SNOW-633549: `fetch_pandas_all` fails when exeucting inserts, creates, etc.
TL;DR: Any non-select queries (inserts, create table etc.
- What version of Python are you using?
Python 3.9.12
- What operating system and processor architecture are you using?
Linux-5.4.181-99.354.amzn2.x86_64-x86_64-with-glibc2.28
- What are the component versions in the environment (
pip freeze)?
[omitting]
- What did you do?
cur.fetch_pandas_all()
Raises:
NotSupportedError Traceback (most recent call last)
<ipython-input-29-64b7d8357e61> in <cell line: 4>()
2 cur = conn.cursor()
3 cur.execute("create temp table test_db.public.foo (bar int)")
----> 4 cur.fetch_pandas_all()
~/.cache/pypoetry/virtualenvs/python-kernel-OtKFaj5M-py3.9/lib/python3.9/site-packages/snowflake/connector/cursor.py in fetch_pandas_all(self, **kwargs)
973 self._prefetch_hook()
974 if self._query_result_format != "arrow":
--> 975 raise NotSupportedError
976 self._log_telemetry_job_data(
977 TelemetryField.PANDAS_FETCH_ALL, TelemetryData.TRUE
NotSupportedError: Unknown error
- What did you expect to see?
I think standard practice here would be to return a dataframe with the number of updated rows or similar, rather than erroring
We found this to be true for all DDL operations (ALTER, CREATE, DROP, etc) - which has to do with the result_format returned
...
Our workaround was to create a DictCursor and use fetchall()
connection = sc.connect(...).engine.cursor(sc.DictCursor)
try:
result = connection.execute(query_string).fetchall()
df = pd.DataFrame(result)
Currently only a subset of SELECT statements support serving Arrow results.
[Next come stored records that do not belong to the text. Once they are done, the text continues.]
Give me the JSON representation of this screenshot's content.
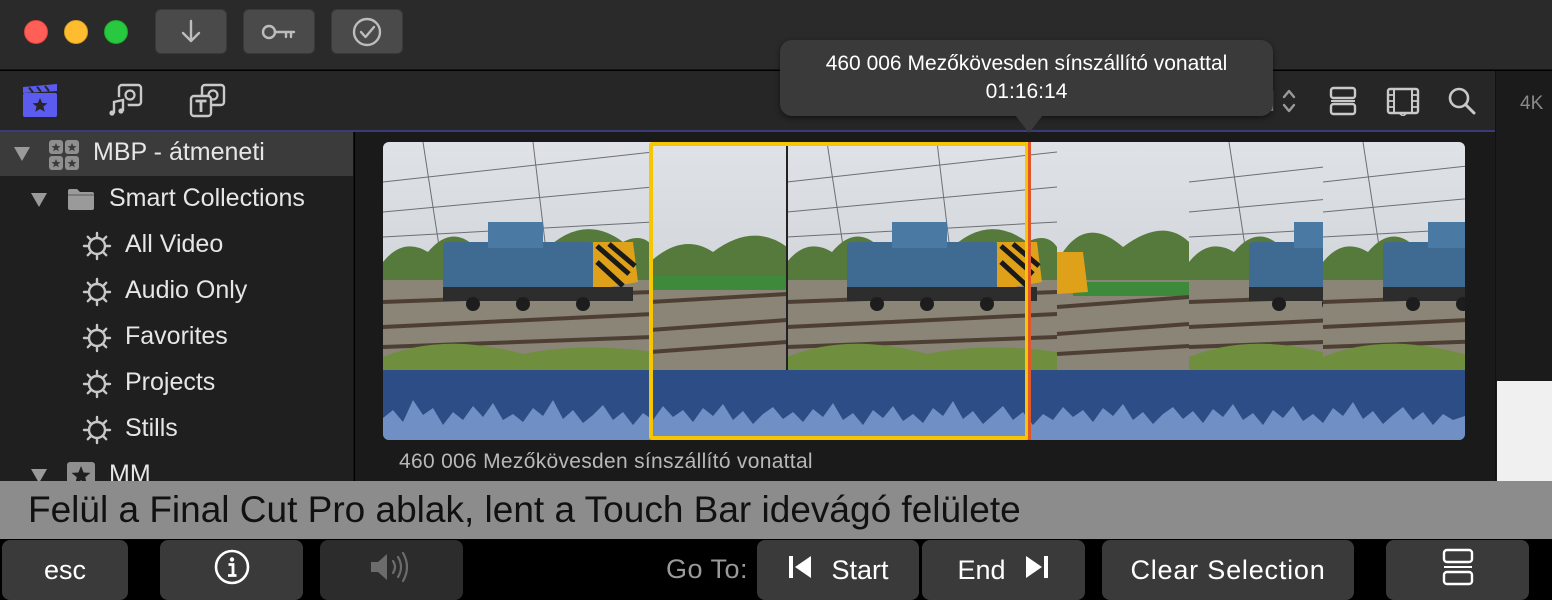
{
  "window": {
    "title_buttons": [
      "download-icon",
      "key-icon",
      "checkmark-circle-icon"
    ]
  },
  "browser_toolbar": {
    "tabs": [
      "libraries-icon",
      "photos-audio-icon",
      "titles-generators-icon"
    ],
    "right_tools": [
      "clip-appearance-icon",
      "filmstrip-icon",
      "search-icon"
    ]
  },
  "inspector": {
    "resolution_badge": "4K"
  },
  "sidebar": {
    "library": {
      "label": "MBP - átmeneti"
    },
    "smart_collections": {
      "label": "Smart Collections"
    },
    "items": [
      {
        "label": "All Video"
      },
      {
        "label": "Audio Only"
      },
      {
        "label": "Favorites"
      },
      {
        "label": "Projects"
      },
      {
        "label": "Stills"
      }
    ],
    "event": {
      "label": "MM"
    }
  },
  "clip": {
    "name": "460 006 Mezőkövesden sínszállító vonattal"
  },
  "tooltip": {
    "title": "460 006 Mezőkövesden sínszállító vonattal",
    "timecode": "01:16:14"
  },
  "caption": "Felül a Final Cut Pro ablak, lent a Touch Bar idevágó felülete",
  "touchbar": {
    "esc": "esc",
    "goto_label": "Go To:",
    "start": "Start",
    "end": "End",
    "clear_selection": "Clear Selection"
  },
  "colors": {
    "selection": "#f7c600",
    "playhead": "#e2562b",
    "audio_waveform": "#2d4d86",
    "accent": "#5b5bf0"
  }
}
Which is a requirement of our current implementation to serve you pandas, or arrow results both.
However; there's a way to work around this limitation for your case.
cur.execute("insert into users values (...)")
cur.execute(f"select * from table(result_scan('{cur.sfqid}'))")
print(cur.fetch_pandas_all())
This way the select statement will be able to transform the results for you into Arrow.
As a pre-requisite please read https://github.com/snowflakedb/snowflake-connector-python/issues/986#issuecomment-1213496635
Another option would be to allow JSON results to be casted into pandas.DataFrame and pyarrow.Table on the connector's side. This is exactly what @ethanbates-ez is suggesting in his comment. This would allow fetch_pandas_all, fetch_pandas_batches, fetch_arrow_all and fetch_arrow_batches to work with all queries.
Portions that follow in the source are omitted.